Since you have demonstrated the inability to research your position.
Gas Buddy Senior Petroleum Analyst Patrick Dehaan says competition between stations in the Great Lakes area leads to the continuing fluctuations.
“The markets are almost hyper competitive in these areas – gas stations continually undercut each other until they are both losing money and then one decides to raise prices very high to make up for that loss and then the other station matches – then they start going back and forth on prices going down,” he says.
Our analysis is the first, however, to detail when cycling started, mid-2000, and that it continues unabated. We find consumers are better off on average in cities after they began cycling. … This finding is consistent with the hypothesis that price cycling is a form of retail price war.”

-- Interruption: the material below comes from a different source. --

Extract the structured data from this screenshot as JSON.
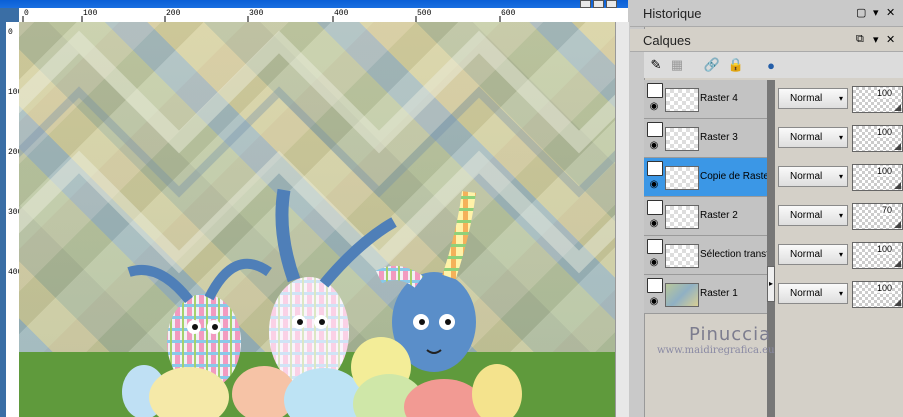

http://www.journal-news.com/news/news/lower-gas-prices-predicted-for-2014/ncgQR/
Gregg Laskoski, senior petroleum analyst for GasBuddy.com, said gas prices in the region went up by 30 cents in a single day in 2013. In Fort Wayne, Ind., prices increased 34 cents in one day. Outside the region’s seven-state footprint, the largest one-day change was 14 cents, in Lubbock, Texas.
“You’re in a region where there’s more price volatility than anywhere in the country,” Laskoski said. “You see price jumps that are incredible. It’s created and perpetrated by the dominant retailers. They have huge spikes and come down. Once they hit the floor they go way up. It’s got to be extremely frustrating for consumers.”
Laskoski expects the trend to continue in the region. Last month, the U.S. average price for a gallon of gas floated within a 7-cent range. Cincinnati’s average price per gallon fluctuated by roughly 40 cents.
Jamal Kheiry, spokesman for Marathon Petroleum Corp., based in Findlay, said the price moves in the Midwest are influenced by many factors, including the price of crude oil.
“The retail gas market is extremely competitive,” he said. “You have different factors and costs and it could be any number of those factors.”
http://auto.howstuffworks.com/fuel-efficiency/fuel-consumption/gas-price2.htm
"Another area where prices have far exceeded the U.S. national average is the Midwest. In 1999, before the rest of the country started using ethanol-blended gas, the Midwest region became subject to rules that required the use of ethanol. Few refineries outside the region produced this type of reformulated gasoline, which meant that demand could outstrip supply. This was one of many factors contributing to higher gas prices in the Midwest in the early 2000s. The problem cropped up again across the United States after the national call for ethanol-blended gas in the spring of 2007.
Crude oil inventories have the single biggest effect on gas prices, and the United States depends heavily on foreign oil supplies. In July 2008, the United States imported about 13 million barrels of oil and petroleum products per day [source: EIA]. We'll look at exactly where that crude oil comes from next."
All alternative explanations other than a single supplier is gouging gasoline prices.